Configuration Best Practices

Idle Timeout Selection

Choose timeout based on usage patterns: Short Timeout (60-120 seconds):
  • High memory constraints
  • Predictable usage patterns
  • Acceptable respawn delay
  • Many infrequently used servers
Medium Timeout (180-300 seconds) (Default):
  • Balanced memory vs experience
  • Mixed usage patterns
  • Occasional bursty activity
  • Recommended for most deployments
Long Timeout (600+ seconds):
  • Ample memory available
  • Continuous or frequent usage
  • Minimal respawn tolerance
  • Mission-critical low latency

Grace Period Tuning

Adjust grace period based on environment: Shorter Grace Period (30-45 seconds):
  • Fast network connections
  • Simple MCP servers (quick handshake)
  • Aggressive memory optimization
Standard Grace Period (60 seconds) (Default):
  • Recommended for production
  • Accounts for npx package downloads
  • Handles slow network conditions
  • Prevents initialization race conditions
Longer Grace Period (90-120 seconds):
  • Slow network environments
  • Complex MCP servers (large dependencies)
  • Extra safety margin
Monitoring Recommendation: Track mcp.server.dormant and mcp.server.respawned events to tune idle timeout. If processes frequently dormant but respawn shortly after, increase timeout. If processes stay dormant for long periods, timeout is well-tuned.

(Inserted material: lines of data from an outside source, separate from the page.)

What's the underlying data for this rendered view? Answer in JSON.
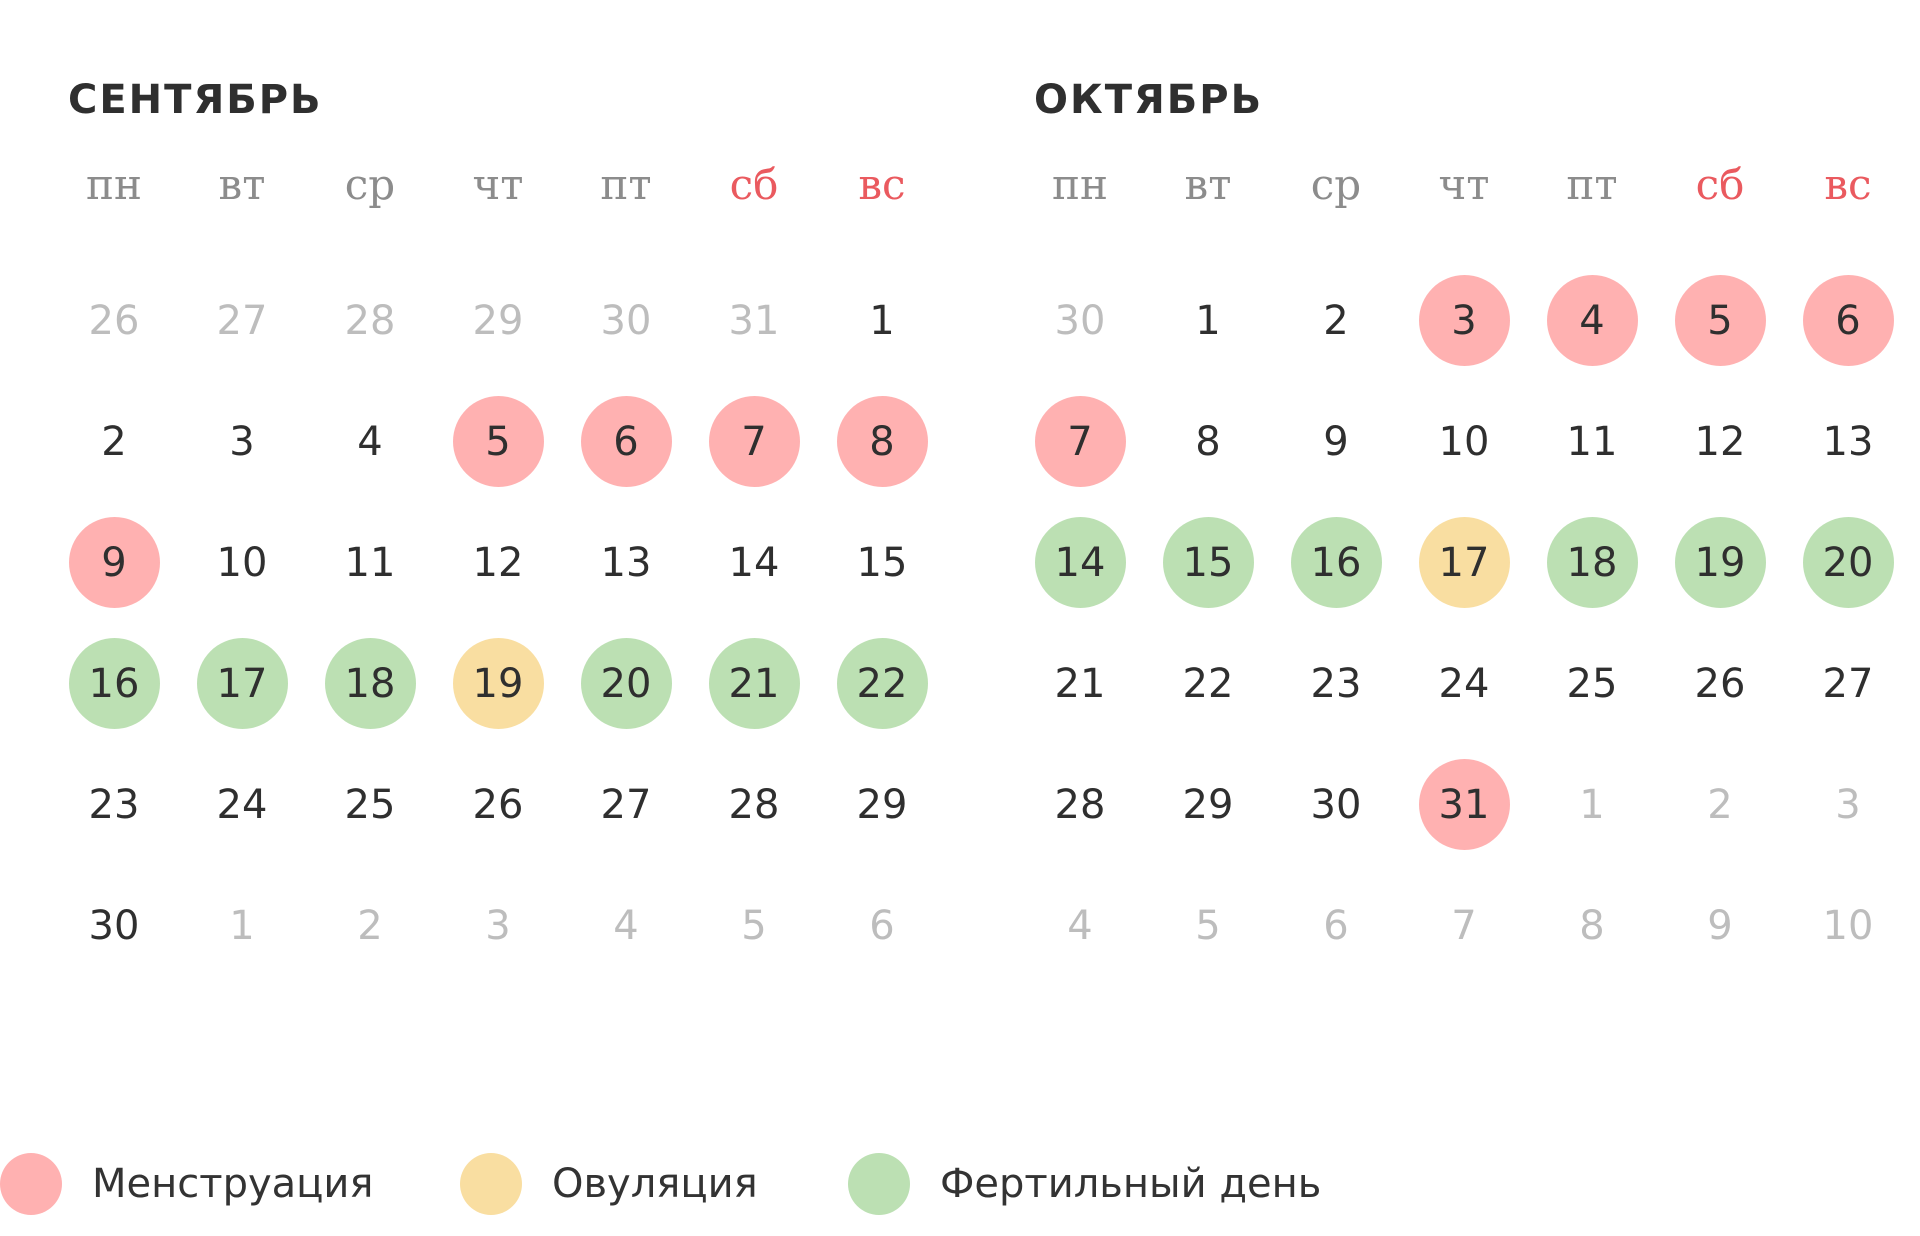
{
  "colors": {
    "menstruation": "#ffb1b1",
    "ovulation": "#f9dea1",
    "fertile": "#bce0b3",
    "weekend_text": "#ea5a5f",
    "weekday_text": "#8c8c8c",
    "other_month_text": "#bdbdbd"
  },
  "weekdays": [
    {
      "label": "пн",
      "weekend": false
    },
    {
      "label": "вт",
      "weekend": false
    },
    {
      "label": "ср",
      "weekend": false
    },
    {
      "label": "чт",
      "weekend": false
    },
    {
      "label": "пт",
      "weekend": false
    },
    {
      "label": "сб",
      "weekend": true
    },
    {
      "label": "вс",
      "weekend": true
    }
  ],
  "months": [
    {
      "title": "СЕНТЯБРЬ",
      "days": [
        {
          "n": "26",
          "other": true
        },
        {
          "n": "27",
          "other": true
        },
        {
          "n": "28",
          "other": true
        },
        {
          "n": "29",
          "other": true
        },
        {
          "n": "30",
          "other": true
        },
        {
          "n": "31",
          "other": true
        },
        {
          "n": "1"
        },
        {
          "n": "2"
        },
        {
          "n": "3"
        },
        {
          "n": "4"
        },
        {
          "n": "5",
          "type": "menstruation"
        },
        {
          "n": "6",
          "type": "menstruation"
        },
        {
          "n": "7",
          "type": "menstruation"
        },
        {
          "n": "8",
          "type": "menstruation"
        },
        {
          "n": "9",
          "type": "menstruation"
        },
        {
          "n": "10"
        },
        {
          "n": "11"
        },
        {
          "n": "12"
        },
        {
          "n": "13"
        },
        {
          "n": "14"
        },
        {
          "n": "15"
        },
        {
          "n": "16",
          "type": "fertile"
        },
        {
          "n": "17",
          "type": "fertile"
        },
        {
          "n": "18",
          "type": "fertile"
        },
        {
          "n": "19",
          "type": "ovulation"
        },
        {
          "n": "20",
          "type": "fertile"
        },
        {
          "n": "21",
          "type": "fertile"
        },
        {
          "n": "22",
          "type": "fertile"
        },
        {
          "n": "23"
        },
        {
          "n": "24"
        },
        {
          "n": "25"
        },
        {
          "n": "26"
        },
        {
          "n": "27"
        },
        {
          "n": "28"
        },
        {
          "n": "29"
        },
        {
          "n": "30"
        },
        {
          "n": "1",
          "other": true
        },
        {
          "n": "2",
          "other": true
        },
        {
          "n": "3",
          "other": true
        },
        {
          "n": "4",
          "other": true
        },
        {
          "n": "5",
          "other": true
        },
        {
          "n": "6",
          "other": true
        }
      ]
    },
    {
      "title": "ОКТЯБРЬ",
      "days": [
        {
          "n": "30",
          "other": true
        },
        {
          "n": "1"
        },
        {
          "n": "2"
        },
        {
          "n": "3",
          "type": "menstruation"
        },
        {
          "n": "4",
          "type": "menstruation"
        },
        {
          "n": "5",
          "type": "menstruation"
        },
        {
          "n": "6",
          "type": "menstruation"
        },
        {
          "n": "7",
          "type": "menstruation"
        },
        {
          "n": "8"
        },
        {
          "n": "9"
        },
        {
          "n": "10"
        },
        {
          "n": "11"
        },
        {
          "n": "12"
        },
        {
          "n": "13"
        },
        {
          "n": "14",
          "type": "fertile"
        },
        {
          "n": "15",
          "type": "fertile"
        },
        {
          "n": "16",
          "type": "fertile"
        },
        {
          "n": "17",
          "type": "ovulation"
        },
        {
          "n": "18",
          "type": "fertile"
        },
        {
          "n": "19",
          "type": "fertile"
        },
        {
          "n": "20",
          "type": "fertile"
        },
        {
          "n": "21"
        },
        {
          "n": "22"
        },
        {
          "n": "23"
        },
        {
          "n": "24"
        },
        {
          "n": "25"
        },
        {
          "n": "26"
        },
        {
          "n": "27"
        },
        {
          "n": "28"
        },
        {
          "n": "29"
        },
        {
          "n": "30"
        },
        {
          "n": "31",
          "type": "menstruation"
        },
        {
          "n": "1",
          "other": true
        },
        {
          "n": "2",
          "other": true
        },
        {
          "n": "3",
          "other": true
        },
        {
          "n": "4",
          "other": true
        },
        {
          "n": "5",
          "other": true
        },
        {
          "n": "6",
          "other": true
        },
        {
          "n": "7",
          "other": true
        },
        {
          "n": "8",
          "other": true
        },
        {
          "n": "9",
          "other": true
        },
        {
          "n": "10",
          "other": true
        }
      ]
    }
  ],
  "legend": [
    {
      "label": "Менструация",
      "type": "menstruation"
    },
    {
      "label": "Овуляция",
      "type": "ovulation"
    },
    {
      "label": "Фертильный день",
      "type": "fertile"
    }
  ]
}
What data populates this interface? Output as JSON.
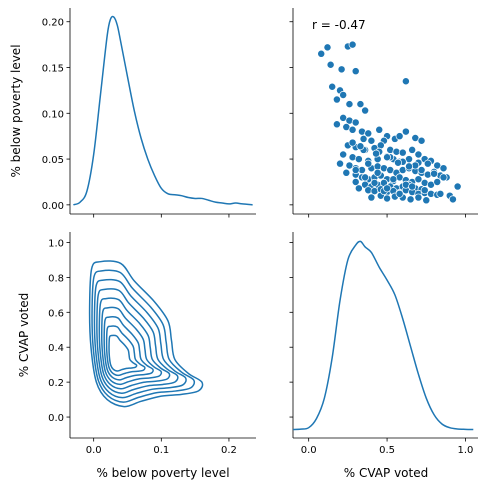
{
  "chart_data": {
    "type": "pairgrid",
    "variables": [
      "% below poverty level",
      "% CVAP voted"
    ],
    "color": "#1f77b4",
    "axes": {
      "poverty": {
        "lim": [
          -0.035,
          0.24
        ],
        "ticks": [
          0.0,
          0.1,
          0.2
        ],
        "tick_labels": [
          "0.0",
          "0.1",
          "0.2"
        ]
      },
      "cvap": {
        "lim": [
          -0.1,
          1.08
        ],
        "ticks": [
          0.0,
          0.5,
          1.0
        ],
        "tick_labels": [
          "0.0",
          "0.5",
          "1.0"
        ]
      },
      "kde_poverty_density": {
        "lim": [
          -0.01,
          0.215
        ],
        "ticks": [
          0.0,
          0.05,
          0.1,
          0.15,
          0.2
        ],
        "tick_labels": [
          "0.00",
          "0.05",
          "0.10",
          "0.15",
          "0.20"
        ]
      },
      "cvap_y": {
        "lim": [
          -0.12,
          1.06
        ],
        "ticks": [
          0.0,
          0.2,
          0.4,
          0.6,
          0.8,
          1.0
        ],
        "tick_labels": [
          "0.0",
          "0.2",
          "0.4",
          "0.6",
          "0.8",
          "1.0"
        ]
      }
    },
    "labels": {
      "row0_ylabel": "% below poverty level",
      "row1_ylabel": "% CVAP voted",
      "col0_xlabel": "% below poverty level",
      "col1_xlabel": "% CVAP voted"
    },
    "annotation": "r = -0.47",
    "poverty_kde": {
      "x": [
        -0.03,
        -0.02,
        -0.01,
        0.0,
        0.01,
        0.02,
        0.025,
        0.03,
        0.035,
        0.04,
        0.05,
        0.06,
        0.07,
        0.08,
        0.09,
        0.1,
        0.11,
        0.12,
        0.13,
        0.14,
        0.15,
        0.16,
        0.17,
        0.18,
        0.19,
        0.2,
        0.21,
        0.22,
        0.235
      ],
      "y": [
        0.0,
        0.003,
        0.015,
        0.055,
        0.12,
        0.185,
        0.203,
        0.205,
        0.196,
        0.178,
        0.14,
        0.103,
        0.073,
        0.05,
        0.032,
        0.018,
        0.012,
        0.011,
        0.01,
        0.008,
        0.007,
        0.007,
        0.005,
        0.003,
        0.002,
        0.001,
        0.002,
        0.001,
        0.0
      ]
    },
    "cvap_kde": {
      "x": [
        -0.1,
        -0.05,
        0.0,
        0.05,
        0.1,
        0.15,
        0.2,
        0.25,
        0.3,
        0.33,
        0.36,
        0.4,
        0.45,
        0.5,
        0.55,
        0.6,
        0.65,
        0.7,
        0.75,
        0.8,
        0.85,
        0.9,
        0.95,
        1.0,
        1.05
      ],
      "y": [
        0.0,
        0.002,
        0.01,
        0.06,
        0.17,
        0.39,
        0.7,
        0.92,
        1.0,
        1.02,
        0.99,
        0.96,
        0.88,
        0.81,
        0.73,
        0.6,
        0.45,
        0.3,
        0.17,
        0.08,
        0.03,
        0.01,
        0.003,
        0.001,
        0.0
      ]
    },
    "scatter": {
      "x": [
        0.08,
        0.12,
        0.14,
        0.21,
        0.25,
        0.28,
        0.3,
        0.15,
        0.2,
        0.22,
        0.18,
        0.26,
        0.33,
        0.36,
        0.62,
        0.22,
        0.26,
        0.3,
        0.18,
        0.24,
        0.28,
        0.34,
        0.38,
        0.45,
        0.5,
        0.35,
        0.4,
        0.48,
        0.55,
        0.58,
        0.62,
        0.68,
        0.72,
        0.25,
        0.3,
        0.36,
        0.42,
        0.46,
        0.52,
        0.56,
        0.6,
        0.66,
        0.7,
        0.74,
        0.78,
        0.22,
        0.28,
        0.32,
        0.38,
        0.44,
        0.5,
        0.54,
        0.58,
        0.64,
        0.7,
        0.76,
        0.82,
        0.86,
        0.2,
        0.26,
        0.3,
        0.34,
        0.4,
        0.44,
        0.48,
        0.52,
        0.56,
        0.6,
        0.64,
        0.68,
        0.72,
        0.76,
        0.8,
        0.84,
        0.88,
        0.24,
        0.3,
        0.34,
        0.38,
        0.42,
        0.46,
        0.5,
        0.54,
        0.58,
        0.62,
        0.66,
        0.7,
        0.74,
        0.78,
        0.82,
        0.3,
        0.36,
        0.4,
        0.44,
        0.48,
        0.52,
        0.56,
        0.6,
        0.64,
        0.68,
        0.72,
        0.32,
        0.38,
        0.42,
        0.46,
        0.5,
        0.54,
        0.58,
        0.62,
        0.66,
        0.7,
        0.74,
        0.78,
        0.82,
        0.9,
        0.4,
        0.46,
        0.5,
        0.55,
        0.6,
        0.65,
        0.7,
        0.75,
        0.35,
        0.45,
        0.52,
        0.6,
        0.68,
        0.28,
        0.33,
        0.43,
        0.5,
        0.57,
        0.64,
        0.72,
        0.8,
        0.86,
        0.95,
        0.38,
        0.44,
        0.54,
        0.62,
        0.48,
        0.58,
        0.66,
        0.74,
        0.84,
        0.92,
        0.3,
        0.36,
        0.42,
        0.5
      ],
      "y": [
        0.165,
        0.172,
        0.153,
        0.148,
        0.173,
        0.175,
        0.146,
        0.129,
        0.125,
        0.12,
        0.115,
        0.11,
        0.11,
        0.103,
        0.135,
        0.095,
        0.092,
        0.09,
        0.088,
        0.085,
        0.082,
        0.08,
        0.078,
        0.082,
        0.075,
        0.072,
        0.07,
        0.07,
        0.072,
        0.075,
        0.08,
        0.073,
        0.07,
        0.065,
        0.063,
        0.06,
        0.062,
        0.065,
        0.06,
        0.058,
        0.057,
        0.06,
        0.055,
        0.05,
        0.048,
        0.055,
        0.052,
        0.05,
        0.048,
        0.05,
        0.053,
        0.05,
        0.047,
        0.05,
        0.046,
        0.045,
        0.043,
        0.04,
        0.045,
        0.043,
        0.04,
        0.038,
        0.04,
        0.042,
        0.04,
        0.038,
        0.035,
        0.038,
        0.04,
        0.037,
        0.035,
        0.033,
        0.036,
        0.032,
        0.03,
        0.035,
        0.033,
        0.03,
        0.028,
        0.03,
        0.032,
        0.028,
        0.026,
        0.03,
        0.027,
        0.025,
        0.028,
        0.024,
        0.022,
        0.025,
        0.025,
        0.022,
        0.02,
        0.022,
        0.024,
        0.02,
        0.018,
        0.02,
        0.022,
        0.018,
        0.017,
        0.018,
        0.016,
        0.015,
        0.017,
        0.014,
        0.015,
        0.013,
        0.016,
        0.014,
        0.012,
        0.013,
        0.012,
        0.011,
        0.01,
        0.008,
        0.01,
        0.007,
        0.009,
        0.008,
        0.006,
        0.008,
        0.005,
        0.06,
        0.058,
        0.052,
        0.047,
        0.043,
        0.068,
        0.064,
        0.056,
        0.052,
        0.046,
        0.042,
        0.038,
        0.034,
        0.03,
        0.02,
        0.045,
        0.035,
        0.028,
        0.022,
        0.015,
        0.012,
        0.02,
        0.016,
        0.012,
        0.006,
        0.038,
        0.03,
        0.024,
        0.018
      ]
    },
    "bivariate_kde": {
      "mode_x": 0.032,
      "mode_y": 0.33,
      "levels": 9,
      "outer_contour": [
        [
          -0.003,
          0.85
        ],
        [
          0.01,
          0.89
        ],
        [
          0.04,
          0.88
        ],
        [
          0.06,
          0.78
        ],
        [
          0.09,
          0.66
        ],
        [
          0.11,
          0.55
        ],
        [
          0.115,
          0.44
        ],
        [
          0.12,
          0.33
        ],
        [
          0.14,
          0.25
        ],
        [
          0.16,
          0.2
        ],
        [
          0.155,
          0.15
        ],
        [
          0.13,
          0.13
        ],
        [
          0.1,
          0.12
        ],
        [
          0.07,
          0.09
        ],
        [
          0.045,
          0.06
        ],
        [
          0.02,
          0.1
        ],
        [
          0.004,
          0.2
        ],
        [
          -0.004,
          0.4
        ],
        [
          -0.006,
          0.62
        ],
        [
          -0.003,
          0.85
        ]
      ]
    }
  }
}
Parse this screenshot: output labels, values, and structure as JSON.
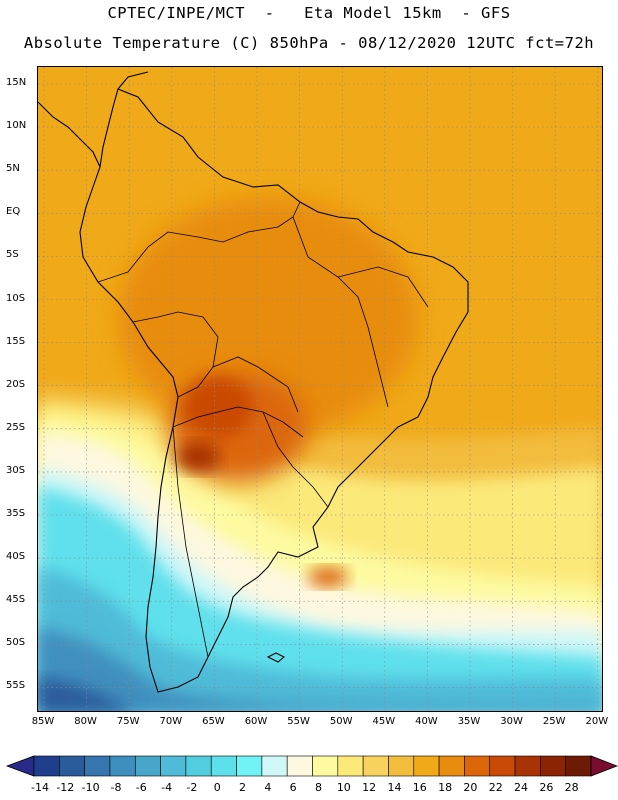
{
  "header": {
    "line1": "CPTEC/INPE/MCT  -   Eta Model 15km  - GFS",
    "line2": "Absolute Temperature (C) 850hPa - 08/12/2020 12UTC fct=72h"
  },
  "map": {
    "region": "South America",
    "variable": "Absolute Temperature",
    "units": "C",
    "level": "850hPa",
    "lat_labels": [
      "15N",
      "10N",
      "5N",
      "EQ",
      "5S",
      "10S",
      "15S",
      "20S",
      "25S",
      "30S",
      "35S",
      "40S",
      "45S",
      "50S",
      "55S"
    ],
    "lon_labels": [
      "85W",
      "80W",
      "75W",
      "70W",
      "65W",
      "60W",
      "55W",
      "50W",
      "45W",
      "40W",
      "35W",
      "30W",
      "25W",
      "20W"
    ]
  },
  "legend": {
    "ticks": [
      "-14",
      "-12",
      "-10",
      "-8",
      "-6",
      "-4",
      "-2",
      "0",
      "2",
      "4",
      "6",
      "8",
      "10",
      "12",
      "14",
      "16",
      "18",
      "20",
      "22",
      "24",
      "26",
      "28"
    ],
    "colors": [
      "#1f3f8c",
      "#2a5c9c",
      "#3675ae",
      "#3f8fbe",
      "#48a6cb",
      "#4fbbd8",
      "#52cde0",
      "#5ee0ec",
      "#71f3f5",
      "#cff7f8",
      "#fdf8df",
      "#fdfaa0",
      "#fbe97a",
      "#f7d25e",
      "#f2bc3c",
      "#f0a918",
      "#e88c10",
      "#dc660a",
      "#c94a06",
      "#a83304",
      "#8a2402",
      "#6d1b04"
    ],
    "low_color": "#2a2a88",
    "high_color": "#7a0c30"
  }
}
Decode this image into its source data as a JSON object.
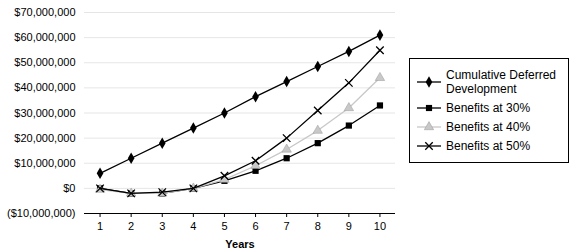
{
  "chart_data": {
    "type": "line",
    "x": [
      1,
      2,
      3,
      4,
      5,
      6,
      7,
      8,
      9,
      10
    ],
    "xlabel": "Years",
    "xlim": [
      0.5,
      10.5
    ],
    "xticks": [
      1,
      2,
      3,
      4,
      5,
      6,
      7,
      8,
      9,
      10
    ],
    "ylim": [
      -10000000,
      70000000
    ],
    "yticks": [
      {
        "value": -10000000,
        "label": "($10,000,000)"
      },
      {
        "value": 0,
        "label": "$0"
      },
      {
        "value": 10000000,
        "label": "$10,000,000"
      },
      {
        "value": 20000000,
        "label": "$20,000,000"
      },
      {
        "value": 30000000,
        "label": "$30,000,000"
      },
      {
        "value": 40000000,
        "label": "$40,000,000"
      },
      {
        "value": 50000000,
        "label": "$50,000,000"
      },
      {
        "value": 60000000,
        "label": "$60,000,000"
      },
      {
        "value": 70000000,
        "label": "$70,000,000"
      }
    ],
    "grid": true,
    "legend": "right",
    "series": [
      {
        "name": "Cumulative Deferred Development",
        "color": "#000000",
        "marker": "diamond",
        "values": [
          6000000,
          12000000,
          18000000,
          24000000,
          30000000,
          36500000,
          42500000,
          48500000,
          54500000,
          61000000
        ]
      },
      {
        "name": "Benefits at 30%",
        "color": "#000000",
        "marker": "square",
        "values": [
          0,
          -2000000,
          -2000000,
          0,
          3000000,
          7000000,
          12000000,
          18000000,
          25000000,
          33000000
        ]
      },
      {
        "name": "Benefits at 40%",
        "color": "#c8c8c8",
        "marker": "triangle",
        "values": [
          -500000,
          -2000000,
          -2000000,
          0,
          3500000,
          9000000,
          15500000,
          23000000,
          32000000,
          44000000
        ]
      },
      {
        "name": "Benefits at 50%",
        "color": "#000000",
        "marker": "times",
        "values": [
          0,
          -2000000,
          -1500000,
          0,
          5000000,
          11000000,
          20000000,
          31000000,
          42000000,
          55000000
        ]
      }
    ]
  }
}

Monitoring & Observability

Event-Based Monitoring

Track idle process management through Backend events: Key Metrics:
  • mcp.server.dormant: Count of processes entering dormant state
  • mcp.server.respawned: Count of successful respawns
  • idle_duration_seconds: Time process was inactive before termination
  • dormant_duration_seconds: Time process spent dormant before respawn

Log Analysis

Important log operations to monitor: Idle Detection:
[DEBUG] Skipping process in grace period: server-name (age: 25s)
[DEBUG] Skipping process with active requests: server-name
[INFO] Idle check: terminated 2 idle process(es)
Dormant Marking:
[INFO] Marking process as dormant due to inactivity: server-name
[INFO] Process marked as dormant and terminated: server-name
Respawning:
[INFO] Respawning dormant process: server-name
[INFO] Dormant process respawned successfully: server-name

Heartbeat Data

Satellite heartbeat includes dormant process information: Reported Metrics:
  • Total active process count
  • Total dormant process count
  • Processes by status (running, starting, terminating, failed)

Error Handling

Respawn Failures

If respawn fails, standard error handling applies: Failure Scenarios:
  • Process spawn error
  • Handshake timeout
  • Invalid configuration
Error Flow:
  1. Respawn attempt logs error
  2. Dormant config remains in map
  3. Next request triggers another respawn attempt
  4. Auto-restart logic applies (3 attempts max)

Termination Failures

Idle termination handles edge cases: Process Not Found:
  • Logs warning (non-critical)
  • Process already terminated externally
  • Cleanup continues normally
Graceful Shutdown Timeout:
  • SIGTERM sent first (10-second wait)
  • SIGKILL sent if timeout exceeded
  • Force termination ensures cleanup

Development Testing

Manual Idle Testing

Test idle process management locally: Force Idle Termination:
# Set short idle timeout for testing
export MCP_PROCESS_IDLE_TIMEOUT_SECONDS=30

# Start satellite
npm run dev

# Spawn process via Backend command
# Wait 30 seconds without activity
# Process should terminate and become dormant
Test Respawning:
# After process is dormant, make MCP request
curl -X POST http://localhost:3001/mcp \
  -H "Content-Type: application/json" \
  -d '{"jsonrpc":"2.0","id":"1","method":"tools/list","params":{}}'

# Process should respawn automatically
# Check logs for respawn confirmation

Grace Period Testing

Verify grace period protection:
# Set very short idle timeout and standard grace period
export MCP_PROCESS_IDLE_TIMEOUT_SECONDS=10
export MCP_PROCESS_SPAWN_GRACE_PERIOD_SECONDS=60

# Spawn process
# Process should NOT be terminated within first 60 seconds
# Even if idle timeout is only 10 seconds

Production Considerations

Memory Planning

Calculate expected memory usage: Formula:
Total Memory = (Active Processes × 15MB) + (Dormant Processes × 2KB)
Example:
  • 200 total MCP servers
  • 20 actively used (20 × 15MB = 300MB)
  • 180 dormant (180 × 2KB = 360KB)
  • Total: ~300MB vs ~3GB without idle management

Monitoring Alerts

Configure alerts for idle process health: Alert Conditions:
  • High respawn rate (>10 per minute): Timeout too aggressive
  • High dormant count (>80% of total): Consider longer timeout
  • Respawn failures: Configuration or resource issues
  • Grace period violations: System overload or timing bugs

Resource Limits

Coordinate with nsjail resource limits: Production Limits:
  • Per-process memory: 50MB (nsjail limit)
  • System memory: Plan for peak active processes
  • Dormant processes: Negligible memory impact
I